La création d’une terminologie spécialisée est un processus important qui contribue au développement de la langue des signes et à son adaptation à de nouveaux domaines d’activité. Dans les champs scientifique, technique et sportif, l’apparition de nouveaux termes rend possible une communication plus précise et plus efficace au sein de la communauté sourde.
Ce dictionnaire ne cherche pas à imposer des termes ; il propose simplement des variantes qui pourront ensuite être modifiées ou complétées par les locuteurs natifs. La langue des signes est un système vivant, et sa terminologie évolue naturellement en reflétant les besoins de la communauté. Ainsi, beaucoup de signes présentés ici ont déjà changé, et leurs formes initiales diffèrent de celles qui sont aujourd’hui utilisées lors des cours de voile. Cela s’explique par le principe d’économie, propre à toute langue, qui traduit une tendance à la simplification et à la réduction des efforts.
Composantes du signe
Pour réaliser correctement en LSR les termes présentés dans ce dictionnaire et comprendre les descriptions placées à côté des illustrations, voici un rappel de ce qui constitue chaque signe de la LSR et de ce qu’il faut garder à l’esprit lors de son exécution. Un signe comprend cinq composantes :
- Configuration correspond à la forme de la main. En langue des signes russe, une configuration peut correspondre à une lettre de l’alphabet dactylologique, à un chiffre ou avoir une forme propre. Par exemple, la configuration « А » est un poing fermé, tandis que la configuration « В » est une paume ouverte avec les doigts tendus et serrés. La configuration « 1 » signifie que quatre doigts sont joints et que l’index est tendu, tandis que la configuration « 5 » signifie que tous les doigts sont tendus et ne se touchent pas. Il existe aussi des configurations qui ne correspondent ni à des lettres ni à des chiffres. Les combinaisons possibles des doigts sont nombreuses et variées.

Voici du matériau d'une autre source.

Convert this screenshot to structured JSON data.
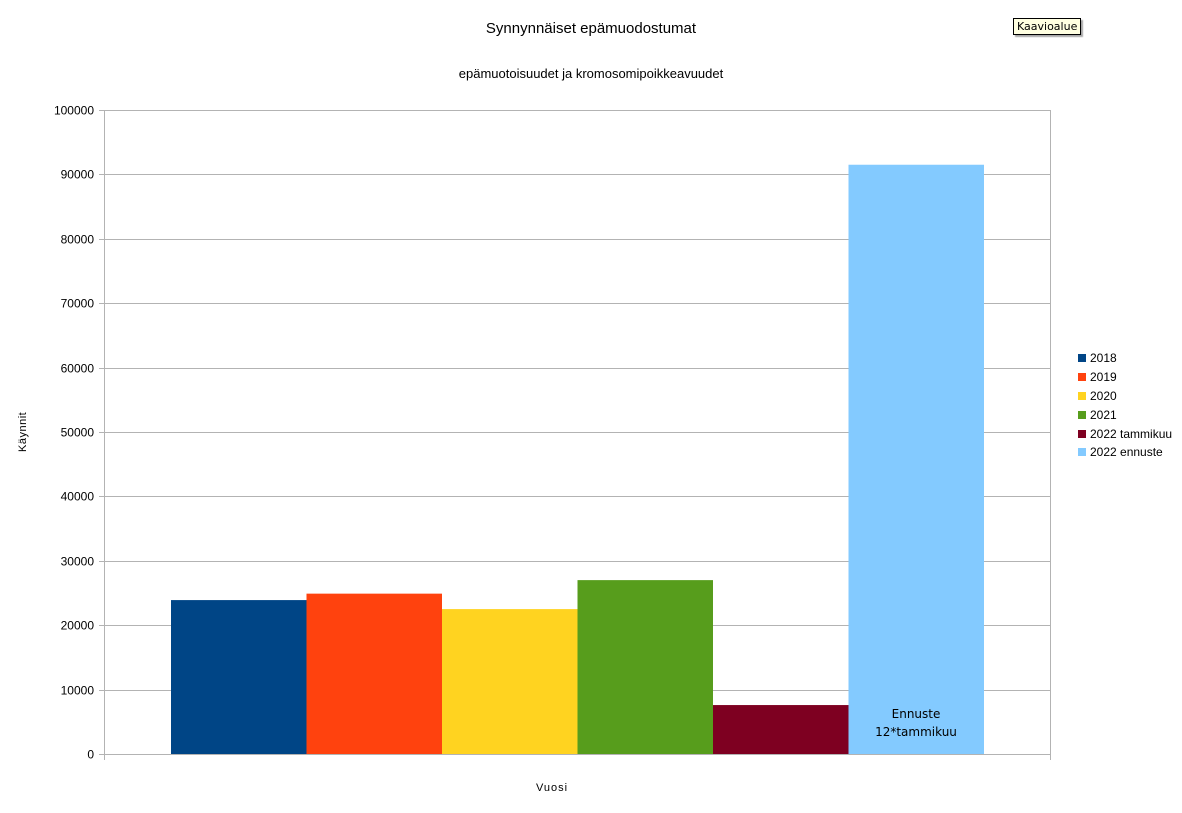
{
  "tooltip": "Kaavioalue",
  "chart_data": {
    "type": "bar",
    "title": "Synnynnäiset epämuodostumat",
    "subtitle": "epämuotoisuudet ja kromosomipoikkeavuudet",
    "xlabel": "Vuosi",
    "ylabel": "Käynnit",
    "ylim": [
      0,
      100000
    ],
    "yticks": [
      0,
      10000,
      20000,
      30000,
      40000,
      50000,
      60000,
      70000,
      80000,
      90000,
      100000
    ],
    "grid": true,
    "legend_position": "right",
    "series": [
      {
        "name": "2018",
        "values": [
          23900
        ],
        "color": "#004586"
      },
      {
        "name": "2019",
        "values": [
          24900
        ],
        "color": "#ff420e"
      },
      {
        "name": "2020",
        "values": [
          22500
        ],
        "color": "#ffd320"
      },
      {
        "name": "2021",
        "values": [
          27000
        ],
        "color": "#579d1c"
      },
      {
        "name": "2022 tammikuu",
        "values": [
          7600
        ],
        "color": "#7e0021"
      },
      {
        "name": "2022 ennuste",
        "values": [
          91500
        ],
        "color": "#83caff"
      }
    ],
    "annotation": [
      "Ennuste",
      "12*tammikuu"
    ]
  }
}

- Orientation est la position de la paume dans l’espace par rapport au corps du signant, ainsi que la position des mains l’une par rapport à l’autre. Les signes peuvent être réalisés d’une seule main ou de deux mains. Dans les signes à une main, la paume peut être tournée vers le bas, vers le haut, vers la droite, vers la gauche, ou encore placée de profil vers le corps. Dans les signes à deux mains, les paumes peuvent être tournées l’une vers l’autre, être parallèles, se toucher, etc.
- Lieu d’articulation est la zone dans laquelle le signe est produit. Un signe peut être réalisé au niveau de la tête, du corps ou dans l’espace neutre devant soi, à hauteur de la tête ou du torse.

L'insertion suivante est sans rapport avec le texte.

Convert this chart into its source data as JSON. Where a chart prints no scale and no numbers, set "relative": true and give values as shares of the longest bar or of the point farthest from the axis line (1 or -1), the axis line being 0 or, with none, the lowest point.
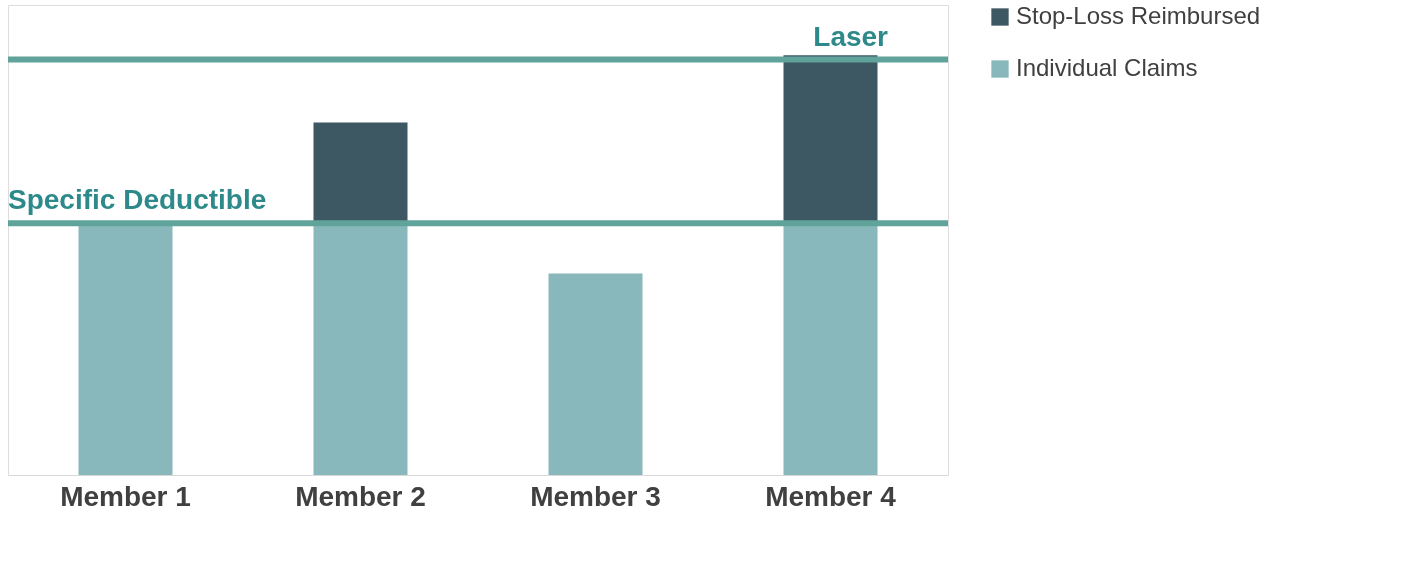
{
  "chart_data": {
    "type": "bar",
    "stacked": true,
    "relative": true,
    "legend": "right",
    "categories": [
      "Member 1",
      "Member 2",
      "Member 3",
      "Member 4"
    ],
    "series": [
      {
        "name": "Individual Claims",
        "color": "#88b8bb",
        "values": [
          0.6,
          0.6,
          0.48,
          0.6
        ]
      },
      {
        "name": "Stop-Loss Reimbursed",
        "color": "#3d5763",
        "values": [
          null,
          0.24,
          null,
          0.4
        ]
      }
    ],
    "ref_lines": [
      {
        "axis": "y",
        "value": 0.6,
        "label": "Specific Deductible",
        "color": "#5fa39a"
      },
      {
        "axis": "y",
        "value": 0.99,
        "label": "Laser",
        "color": "#5fa39a"
      }
    ]
  }
}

- Mouvement est le déplacement de la main d’un endroit à un autre. Lorsqu’on déplace la main, il faut prêter attention à la direction, par exemple dans un plan vertical ou horizontal, ainsi qu’au caractère du mouvement : droit, en arc, fluide, brusque, etc.

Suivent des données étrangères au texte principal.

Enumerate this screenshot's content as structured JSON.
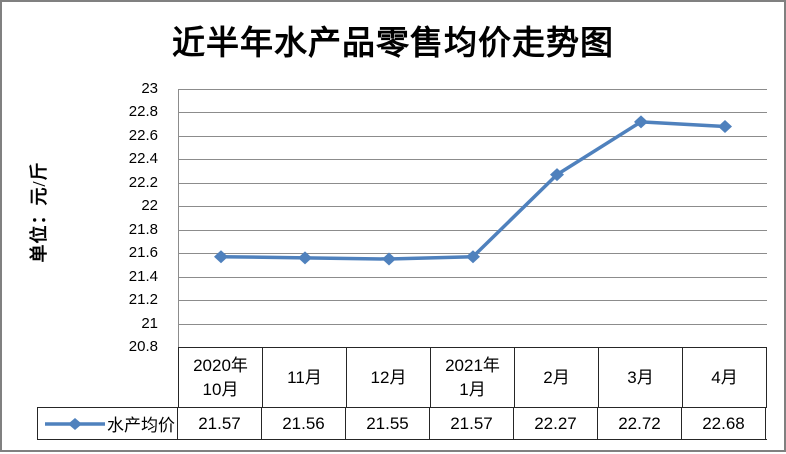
{
  "colors": {
    "series": "#4F81BD",
    "gridline": "#8C8C8C",
    "plot_border": "#8C8C8C",
    "table_border": "#262626",
    "frame_border": "#808080",
    "text": "#000000",
    "background": "#FFFFFF"
  },
  "chart_data": {
    "type": "line",
    "title": "近半年水产品零售均价走势图",
    "ylabel": "单位：元/斤",
    "xlabel": "",
    "categories": [
      "2020年\n10月",
      "11月",
      "12月",
      "2021年\n1月",
      "2月",
      "3月",
      "4月"
    ],
    "series": [
      {
        "name": "水产均价",
        "marker": "diamond",
        "values": [
          21.57,
          21.56,
          21.55,
          21.57,
          22.27,
          22.72,
          22.68
        ]
      }
    ],
    "ylim": [
      20.8,
      23
    ],
    "yticks": [
      "23",
      "22.8",
      "22.6",
      "22.4",
      "22.2",
      "22",
      "21.8",
      "21.6",
      "21.4",
      "21.2",
      "21",
      "20.8"
    ],
    "grid": true,
    "legend_position": "data-table-left",
    "value_format_decimals": 2
  }
}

- Composante non manuelle comprend les mouvements de la tête et du corps, les expressions du visage et l’articulation. Dans le cas des termes, il faut surtout penser à l’articulation, c’est-à-dire au fait de former silencieusement le mot russe correspondant pendant l’exécution du signe.
Conclusion
Le développement de la langue des signes, y compris de sa terminologie, est un processus naturel lié aux transformations de la société, au progrès technologique et à l’intégration des personnes sourdes dans différents domaines de la vie. Les termes proposés dans ce dictionnaire font partie de ce processus, et leur usage ainsi que leur adaptation ultérieurs seront déterminés par les locuteurs natifs eux-mêmes. Grâce à cela, la langue des signes continuera à se développer et à devenir un outil de communication plus riche et plus fonctionnel.